Summary: rm -rf throws 'Is a directory' error for few directories while add-brick operation is done
Product: [Community] GlusterFS Reporter: Sakshi <sabansal>
Component: distributeAssignee: Nithya Balachandran <nbalacha>
Status: CLOSED WORKSFORME QA Contact:
Severity: medium Docs Contact:
Priority: medium    
Version: mainlineCC: amukherj, bugs, kramdoss, nbalacha, rgowdapp, smohan
Target Milestone: ---Keywords: Triaged
Target Release: ---   
Hardware: Unspecified   
OS: Unspecified   
Whiteboard: dht-directory-consistency
Fixed In Version: Doc Type: Bug Fix
Doc Text:
Story Points: ---
Clone Of: Environment:
Last Closed: 2017-08-30 16:18:27 UTC Type: Bug
Regression: --- Mount Type: ---
Documentation: --- CRM:
Verified Versions: Category: ---
oVirt Team: --- RHEL 7.3 requirements from Atomic Host:
Cloudforms Team: --- Target Upstream Version:
Embargoed:

Description Sakshi 2015-06-12 11:25:23 UTC
Description of problem:
rm -rf throws 'Is a directory' error for few directories while add-brick operation is done.

Version-Release number of selected component (if applicable):


How reproducible:
Frequent

Steps to Reproduce:
1.Create a distribute volume, fuse mount the volume. 
2.Start rm -rf on the mount point.
3.While the rm operation is going on, add-brick to the volume.

Actual results:
rm starts throwing 'Is a directory' error for a few directories and does not delete them.

Expected results:
rm -rf should proceede without errors.

Observation:
A lookup is issued(as a part of the rm operation) on say 'child_dir'. Since some subvols do not have the directory created, a selfheal is triggered.
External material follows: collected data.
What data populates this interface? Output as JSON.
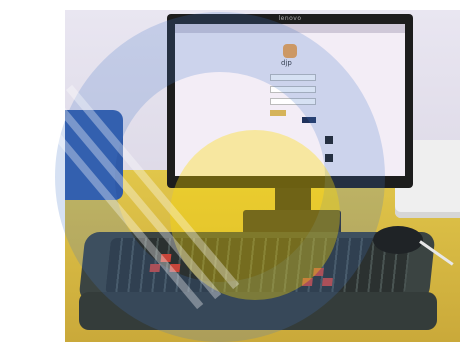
{
  "monitor": {
    "brand": "lenovo"
  },
  "screen": {
    "logo_text": "djp"
  },
  "colors": {
    "desk": "#d8bb45",
    "chair": "#2f5aa8",
    "keyboard": "#3b4442",
    "accent_keys": "#c8463a",
    "logo": "#f2a24a",
    "watermark_blue": "#4678c8",
    "watermark_yellow": "#ffdc00"
  }
}
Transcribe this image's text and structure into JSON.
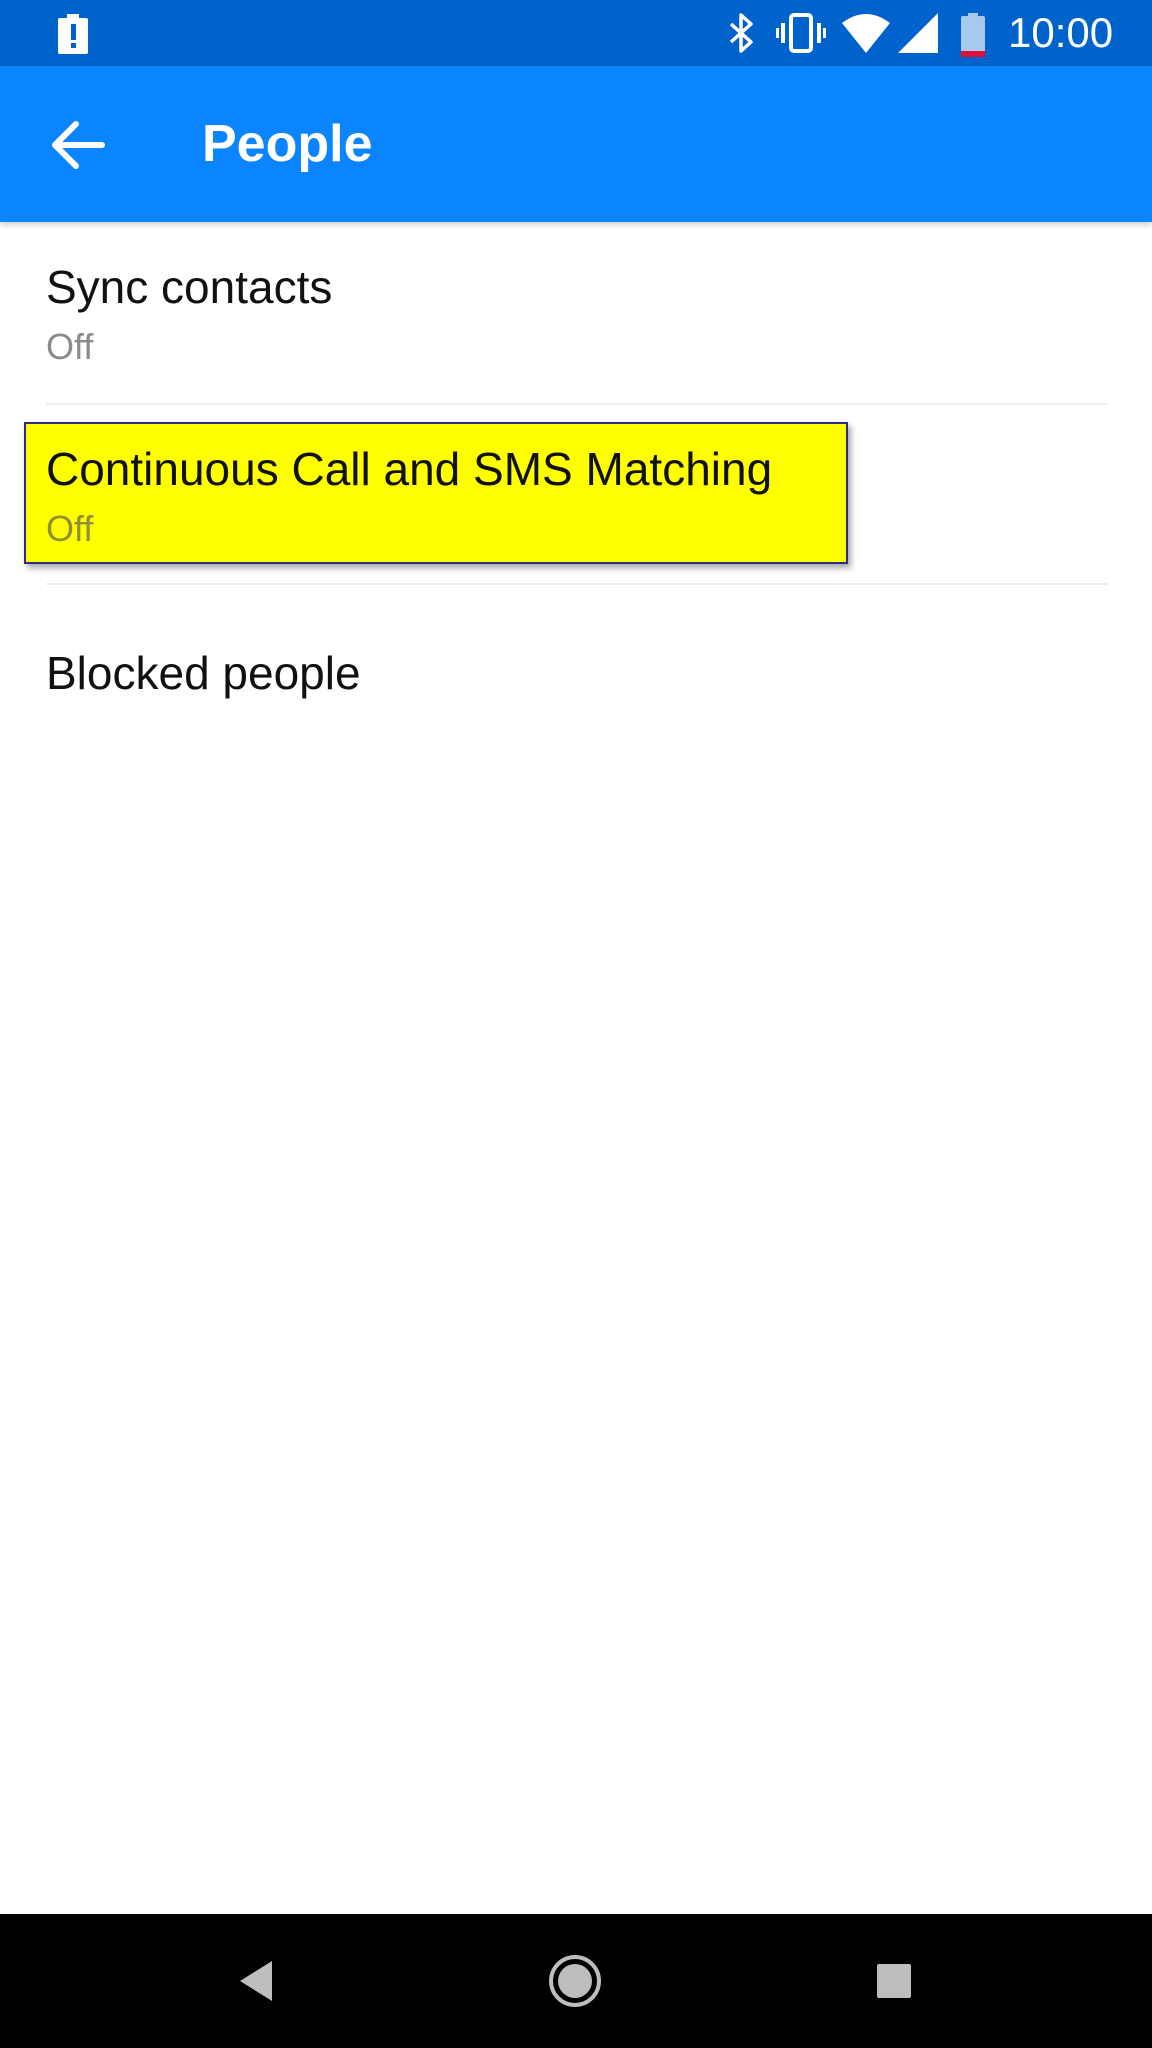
{
  "status_bar": {
    "time": "10:00",
    "icons": [
      "alert-battery-icon",
      "bluetooth-icon",
      "vibrate-icon",
      "wifi-icon",
      "cellular-signal-icon",
      "battery-low-icon"
    ],
    "background_color": "#0063cc"
  },
  "app_bar": {
    "title": "People",
    "back_icon": "back-arrow-icon",
    "background_color": "#0a84ff"
  },
  "settings": [
    {
      "title": "Sync contacts",
      "summary": "Off"
    },
    {
      "title": "Continuous Call and SMS Matching",
      "summary": "Off",
      "highlighted": true,
      "highlight_color": "#ffff00"
    },
    {
      "title": "Blocked people"
    }
  ],
  "nav_bar": {
    "buttons": [
      "back-triangle-icon",
      "home-circle-icon",
      "recents-square-icon"
    ],
    "background_color": "#000000"
  }
}
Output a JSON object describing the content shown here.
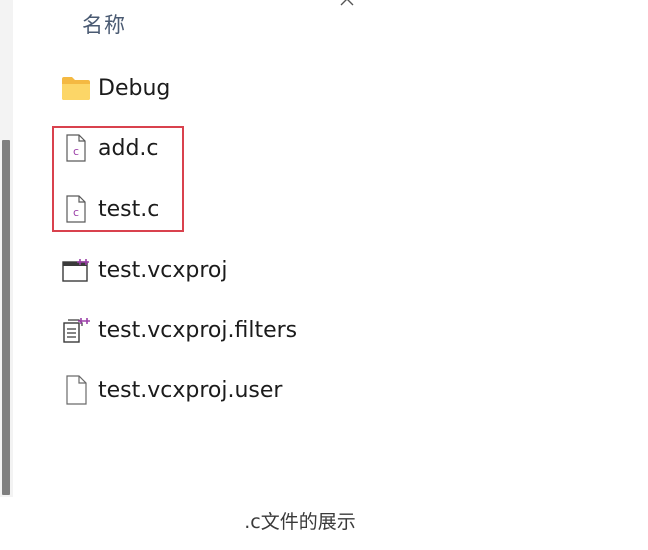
{
  "header": {
    "column_name": "名称"
  },
  "files": [
    {
      "name": "Debug",
      "icon": "folder-icon"
    },
    {
      "name": "add.c",
      "icon": "c-file-icon"
    },
    {
      "name": "test.c",
      "icon": "c-file-icon"
    },
    {
      "name": "test.vcxproj",
      "icon": "vcxproj-icon"
    },
    {
      "name": "test.vcxproj.filters",
      "icon": "filters-icon"
    },
    {
      "name": "test.vcxproj.user",
      "icon": "blank-file-icon"
    }
  ],
  "caption": ".c文件的展示",
  "colors": {
    "highlight": "#d9414d",
    "folder": "#f7c948",
    "c_accent": "#9b3fa8"
  }
}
However due to the on-going rm operation it may so happen that the parent directory of 'child_dir' on a particular subvol may be deleted. Hence selfheal returns ESTALE error and an unlink on the directory is done. This makes the application throw 'Is a directory' error for that 'child_dir'.

Additional info:

Comment 3 Raghavendra G 2017-01-31 04:09:49 UTC
(In reply to Sakshi from comment #0)
> 
> Observation:
> A lookup is issued(as a part of the rm operation) on say 'child_dir'. Since
> some subvols do not have the directory created, a selfheal is triggered.
> However due to the on-going rm operation it may so happen that the parent
> directory of 'child_dir' on a particular subvol may be deleted. Hence
> selfheal returns ESTALE error and an unlink on the directory is done. This
> makes the application throw 'Is a directory' error for that 'child_dir'.

The flaw in this argument is that 
1.lookup heal is issued as part of "rmdir child_dir" 
2."rmdir parent_dir" won't be issued till "rmdir child_dir" is complete. 

So, 1 and 2 can't happen parallely. But the RCA requires that they happen parallely. Hence I think the RCA is something different.

Comment 4 Nithya Balachandran 2017-08-30 16:18:27 UTC
I am unable to reproduce this with the latest master. 
I used a single node cluster and a pure distribute volume which I expanded from 3 bricks to 7 bricks during the rm -rf operation.


As there are no logs available, I am closing this with the resolution WorksForMe.

Please file a new BZ if you hit this again.